Exhibition
06.12.25, 19:00 – 21.02.26, 15:00

CLÉMENT COGITORE
& ANDRZEJ STEINBACH

left: © COGITORE Clément, Les Indes Galantes, 2017, Video, Colour, 6 min. Production : Opéra national de Paris - 3° scène / Les Films Pélléas. Choreography : Brahim Rachiki, Igor Carouge, Bintou Dembele. Courtesy of the artist, Chantal Crousel Consulting, Paris (FR) and Reinhard Hauff Gallery, Stuttgart (DE); rights: © Ohne Titel (Figur I, aus der Serie "Figur I, Figur II"), 2015, Courtesy Andrzej Steinbach und VG-Bildkunst Bonn

curated by Sofia Ohmer & Florian Waldvogel 

FR 05.12.25, 19:00 OPENING

Clément Cogitore and Andrzej Steinbach belong to a generation of artists who engage critically with questions of identity, representation, and social reality. Despite their different media-based focuses, their practices reveal conceptual and methodological affinities that make a comparative view especially rewarding.

Andrzej Steinbach (*1983, Poland) is best known for his photographic series in which he analyses the construction of identity and its visual representation. His works are characterised by a reduced, precise aesthetic, in which models pose within neutral spaces, making social codes, clothing, and gestures visible as tools of self-staging. Steinbach is interested in the ambivalences of subjectivity and challenges socially codified attributions. His portraits from the series Figur I and Figur II (2013/14) are less psychological studies than analytical image spaces, where bodies, gazes, and clothing condense into a kind of visual grammar of social roles. Situated within the tradition of conceptual documentary photography, he deconstructs stereotypical representations while pointing to the fragility and mutability of social identities.

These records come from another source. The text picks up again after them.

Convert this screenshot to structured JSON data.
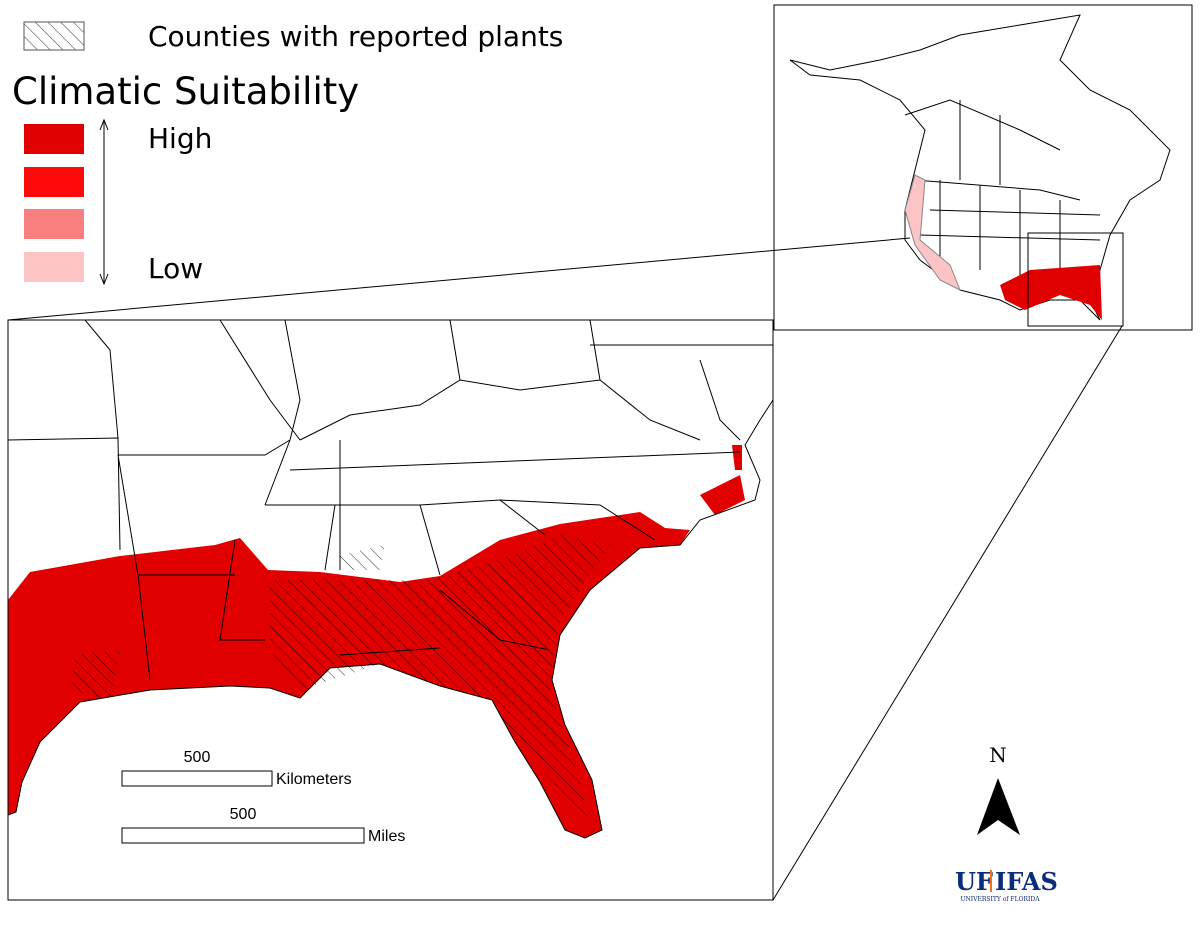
{
  "legend": {
    "hatch_label": "Counties with reported plants",
    "title": "Climatic Suitability",
    "high": "High",
    "low": "Low"
  },
  "scale_bar": {
    "km_value": 500,
    "km_unit": "Kilometers",
    "mi_value": 500,
    "mi_unit": "Miles"
  },
  "north_arrow": "N",
  "logo": {
    "uf": "UF",
    "ifas": "IFAS",
    "university": "UNIVERSITY of FLORIDA"
  }
}
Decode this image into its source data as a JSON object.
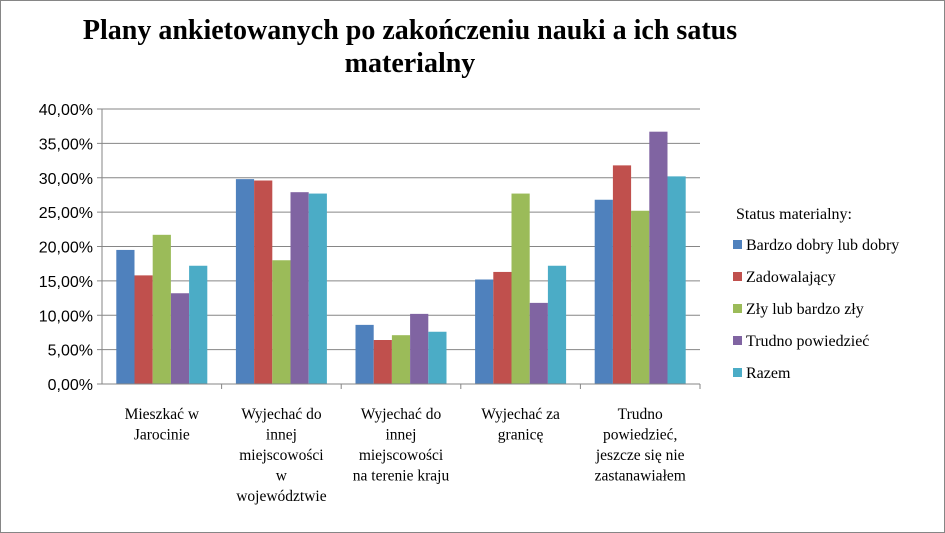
{
  "chart_data": {
    "type": "bar",
    "title": "Plany ankietowanych po zakończeniu nauki a ich satus materialny",
    "ylim": [
      0,
      40
    ],
    "ytick_labels": [
      "0,00%",
      "5,00%",
      "10,00%",
      "15,00%",
      "20,00%",
      "25,00%",
      "30,00%",
      "35,00%",
      "40,00%"
    ],
    "categories": [
      [
        "Mieszkać w",
        "Jarocinie"
      ],
      [
        "Wyjechać do",
        "innej",
        "miejscowości",
        "w",
        "województwie"
      ],
      [
        "Wyjechać do",
        "innej",
        "miejscowości",
        "na terenie kraju"
      ],
      [
        "Wyjechać za",
        "granicę"
      ],
      [
        "Trudno",
        "powiedzieć,",
        "jeszcze się nie",
        "zastanawiałem"
      ]
    ],
    "legend_title": "Status materialny:",
    "legend_placement": "right",
    "grid": true,
    "series": [
      {
        "name": "Bardzo dobry lub dobry",
        "color": "#4F81BD",
        "values": [
          19.5,
          29.8,
          8.6,
          15.2,
          26.8
        ]
      },
      {
        "name": "Zadowalający",
        "color": "#C0504D",
        "values": [
          15.8,
          29.6,
          6.4,
          16.3,
          31.8
        ]
      },
      {
        "name": "Zły lub bardzo zły",
        "color": "#9BBB59",
        "values": [
          21.7,
          18.0,
          7.1,
          27.7,
          25.2
        ]
      },
      {
        "name": "Trudno powiedzieć",
        "color": "#8064A2",
        "values": [
          13.2,
          27.9,
          10.2,
          11.8,
          36.7
        ]
      },
      {
        "name": "Razem",
        "color": "#4BACC6",
        "values": [
          17.2,
          27.7,
          7.6,
          17.2,
          30.2
        ]
      }
    ]
  }
}
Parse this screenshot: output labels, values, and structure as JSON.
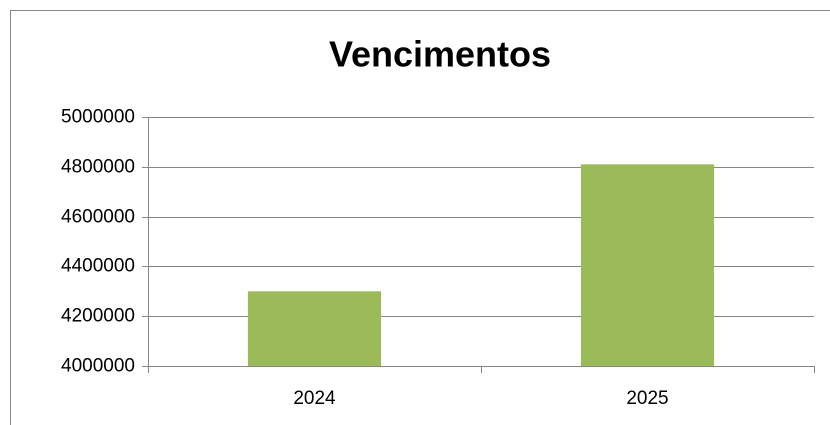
{
  "chart_data": {
    "type": "bar",
    "title": "Vencimentos",
    "categories": [
      "2024",
      "2025"
    ],
    "values": [
      4300000,
      4810000
    ],
    "color": "#9bbb59",
    "ylim": [
      4000000,
      5000000
    ],
    "yticks": [
      4000000,
      4200000,
      4400000,
      4600000,
      4800000,
      5000000
    ],
    "grid": true
  }
}
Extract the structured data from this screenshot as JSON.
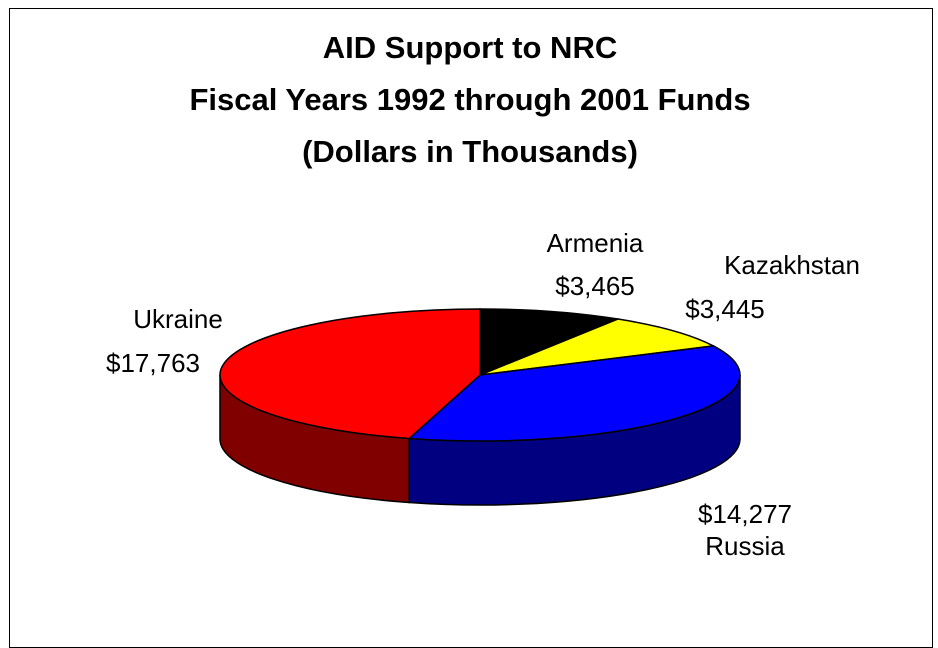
{
  "chart_data": {
    "type": "pie",
    "title": [
      "AID Support to NRC",
      "Fiscal Years 1992 through 2001 Funds",
      "(Dollars in Thousands)"
    ],
    "categories": [
      "Armenia",
      "Kazakhstan",
      "Russia",
      "Ukraine"
    ],
    "values": [
      3465,
      3445,
      14277,
      17763
    ],
    "value_labels": [
      "$3,465",
      "$3,445",
      "$14,277",
      "$17,763"
    ],
    "colors": [
      "#000000",
      "#ffff00",
      "#0000ff",
      "#ff0000"
    ],
    "side_colors": [
      "#000000",
      "#808000",
      "#000080",
      "#800000"
    ],
    "style": "3d-pie",
    "legend": "none"
  }
}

In contrast, French artist and filmmaker Clément Cogitore (*1983, France) works across media, employing photography, film, and video installation. His works unfold within the tension between fiction and documentation, often interweaving historical, political, and mythological dimensions. Cogitore’s artistic approach is narratively and visually complex; his works are marked by a dense, symbolically charged visual language. Themes such as memory, spiritual practices, power relations, and cultural conflict form the core of his oeuvre. His interest in collective rituals and social dynamics becomes particularly evident in Les Indes Galantes (2017), in which he explores the boundaries between contemporary society and archaic structures. This work as well as Tahir (2012) is shown for the first time in Austria at Kunstraum Innsbruck.

While Steinbach focuses on formal reduction and the analysis of social codifications, Cogitore operates with a multilayered aesthetic that reveals historical depths and contemporary ruptures. Both artists share an interest in the representation of social orders and their fragility, yet they differ markedly in their means and modes of visual articulation: Steinbach’s works are quiet, concentrated, and reflective, whereas Cogitore’s are epic, visually exuberant, and conceptually complex.

The juxtaposition of Steinbach and Cogitore presents two artistic positions that, beyond their specific media, reflect on social debates while opening new perspectives on questions of representation, memory, and identity.